Nous n’aurions jamais pu un instant l’imaginer, si le 22 septembre dernier, Troy Davis (et bien d’autres auparavant) n’avait été exécuté, avec un dossier d’accusation plus que contestable, rendant l’impossible réel et tangible.

L’exécution de Henry Watkins « Hank » Skinner a ainsi été stoppée 48 heures avant l’heure prévue, par une décision de la cour d’appel du Texas. On respire un peu, on transpire beaucoup et on ne se résigne pas.

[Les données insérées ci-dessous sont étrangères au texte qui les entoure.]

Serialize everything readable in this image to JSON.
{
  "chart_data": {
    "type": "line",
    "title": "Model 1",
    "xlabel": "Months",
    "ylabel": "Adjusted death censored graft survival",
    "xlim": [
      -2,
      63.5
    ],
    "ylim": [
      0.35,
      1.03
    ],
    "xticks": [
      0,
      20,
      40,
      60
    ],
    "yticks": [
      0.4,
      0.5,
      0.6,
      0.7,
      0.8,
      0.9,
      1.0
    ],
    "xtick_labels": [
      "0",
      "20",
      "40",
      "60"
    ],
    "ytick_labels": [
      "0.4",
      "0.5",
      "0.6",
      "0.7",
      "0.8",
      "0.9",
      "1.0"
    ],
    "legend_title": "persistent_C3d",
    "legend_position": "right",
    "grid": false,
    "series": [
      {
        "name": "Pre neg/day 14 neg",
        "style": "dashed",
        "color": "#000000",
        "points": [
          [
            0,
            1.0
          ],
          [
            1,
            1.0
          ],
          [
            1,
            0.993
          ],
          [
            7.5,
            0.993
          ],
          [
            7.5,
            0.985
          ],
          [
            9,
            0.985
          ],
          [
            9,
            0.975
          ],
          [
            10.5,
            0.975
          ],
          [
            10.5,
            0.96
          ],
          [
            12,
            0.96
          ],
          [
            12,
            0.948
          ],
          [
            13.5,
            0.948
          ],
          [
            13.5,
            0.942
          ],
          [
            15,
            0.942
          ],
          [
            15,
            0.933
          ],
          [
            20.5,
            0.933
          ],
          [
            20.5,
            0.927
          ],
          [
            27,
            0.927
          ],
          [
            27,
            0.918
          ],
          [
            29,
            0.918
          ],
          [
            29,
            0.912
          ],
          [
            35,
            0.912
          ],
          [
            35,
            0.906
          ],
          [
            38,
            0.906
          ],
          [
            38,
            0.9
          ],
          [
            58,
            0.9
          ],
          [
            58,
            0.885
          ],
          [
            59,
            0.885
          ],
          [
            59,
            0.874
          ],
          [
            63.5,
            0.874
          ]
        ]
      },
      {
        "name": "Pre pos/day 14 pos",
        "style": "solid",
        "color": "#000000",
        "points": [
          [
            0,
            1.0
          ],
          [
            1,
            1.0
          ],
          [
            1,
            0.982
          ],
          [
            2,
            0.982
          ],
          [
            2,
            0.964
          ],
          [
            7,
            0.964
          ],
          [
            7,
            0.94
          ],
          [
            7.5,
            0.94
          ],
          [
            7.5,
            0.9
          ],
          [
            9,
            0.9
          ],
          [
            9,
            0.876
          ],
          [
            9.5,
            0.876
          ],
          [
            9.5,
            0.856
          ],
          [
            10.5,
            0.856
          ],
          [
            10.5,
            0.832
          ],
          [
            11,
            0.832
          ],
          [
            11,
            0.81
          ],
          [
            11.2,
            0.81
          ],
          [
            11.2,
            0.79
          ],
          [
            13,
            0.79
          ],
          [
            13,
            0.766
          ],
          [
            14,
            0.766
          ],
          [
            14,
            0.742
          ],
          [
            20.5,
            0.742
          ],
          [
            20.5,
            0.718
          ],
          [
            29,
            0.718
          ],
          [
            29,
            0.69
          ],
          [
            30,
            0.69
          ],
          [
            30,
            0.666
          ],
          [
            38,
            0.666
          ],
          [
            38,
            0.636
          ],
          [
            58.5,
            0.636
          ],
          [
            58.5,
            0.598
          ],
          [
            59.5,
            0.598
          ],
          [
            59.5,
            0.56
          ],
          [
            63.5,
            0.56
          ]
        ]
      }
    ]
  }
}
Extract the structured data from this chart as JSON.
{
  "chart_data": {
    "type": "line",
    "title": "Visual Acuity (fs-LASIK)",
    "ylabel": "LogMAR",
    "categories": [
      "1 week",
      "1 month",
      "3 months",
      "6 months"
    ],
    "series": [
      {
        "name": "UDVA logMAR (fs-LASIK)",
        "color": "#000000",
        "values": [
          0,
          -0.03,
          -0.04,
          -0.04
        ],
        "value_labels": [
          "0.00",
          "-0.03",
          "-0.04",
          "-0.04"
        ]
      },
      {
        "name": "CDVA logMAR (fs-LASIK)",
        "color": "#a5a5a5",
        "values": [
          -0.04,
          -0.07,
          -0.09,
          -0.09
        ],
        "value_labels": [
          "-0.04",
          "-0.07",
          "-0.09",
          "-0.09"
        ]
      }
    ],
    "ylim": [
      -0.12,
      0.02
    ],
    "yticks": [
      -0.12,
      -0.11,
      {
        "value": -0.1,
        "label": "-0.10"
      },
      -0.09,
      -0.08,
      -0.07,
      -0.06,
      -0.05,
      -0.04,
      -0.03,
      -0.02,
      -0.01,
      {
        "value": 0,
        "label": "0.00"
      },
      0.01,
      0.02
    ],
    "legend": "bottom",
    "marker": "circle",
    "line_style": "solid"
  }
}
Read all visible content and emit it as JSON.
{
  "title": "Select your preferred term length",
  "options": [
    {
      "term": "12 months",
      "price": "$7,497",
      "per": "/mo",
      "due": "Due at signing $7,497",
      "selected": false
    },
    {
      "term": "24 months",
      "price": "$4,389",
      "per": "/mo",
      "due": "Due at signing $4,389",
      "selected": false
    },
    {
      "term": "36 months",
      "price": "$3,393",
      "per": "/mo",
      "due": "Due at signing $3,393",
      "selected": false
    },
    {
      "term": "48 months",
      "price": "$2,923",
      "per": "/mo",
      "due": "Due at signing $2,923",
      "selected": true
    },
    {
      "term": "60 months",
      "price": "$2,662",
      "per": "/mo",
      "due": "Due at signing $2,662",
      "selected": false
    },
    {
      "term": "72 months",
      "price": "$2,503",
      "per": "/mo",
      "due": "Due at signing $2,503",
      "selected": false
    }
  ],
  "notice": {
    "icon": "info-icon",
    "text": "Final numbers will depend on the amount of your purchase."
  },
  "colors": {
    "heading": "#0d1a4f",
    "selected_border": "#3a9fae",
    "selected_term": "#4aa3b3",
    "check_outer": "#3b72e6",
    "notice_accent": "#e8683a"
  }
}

La « justice vengeresse » est quotidienne au pays du colt et du stetson : Réginald Brooks et Oba Chandler ont été exécutés à l’heure où j’écris ces mots ; tandis que Guadalupe Esperanza et Paul Rhoades attendent leur tour dans les heures et jours qui viennent. Cette lancinante banalité ne doit jamais être acceptée. Et c’est à chacun d’entre nous de continuer à se battre pour qu’ensemble, comme l’a dit le ministre de la Justice rwandais, Tharcis Karugarama, on puisse « humilier la mort en l’éjectant de nos lois » (discours prononcé à l’occasion de la Conférence internationale contre la peine de mort, organisée les 13 et 14 octobre à Kigali par Hands of Cain et la Coalition mondiale).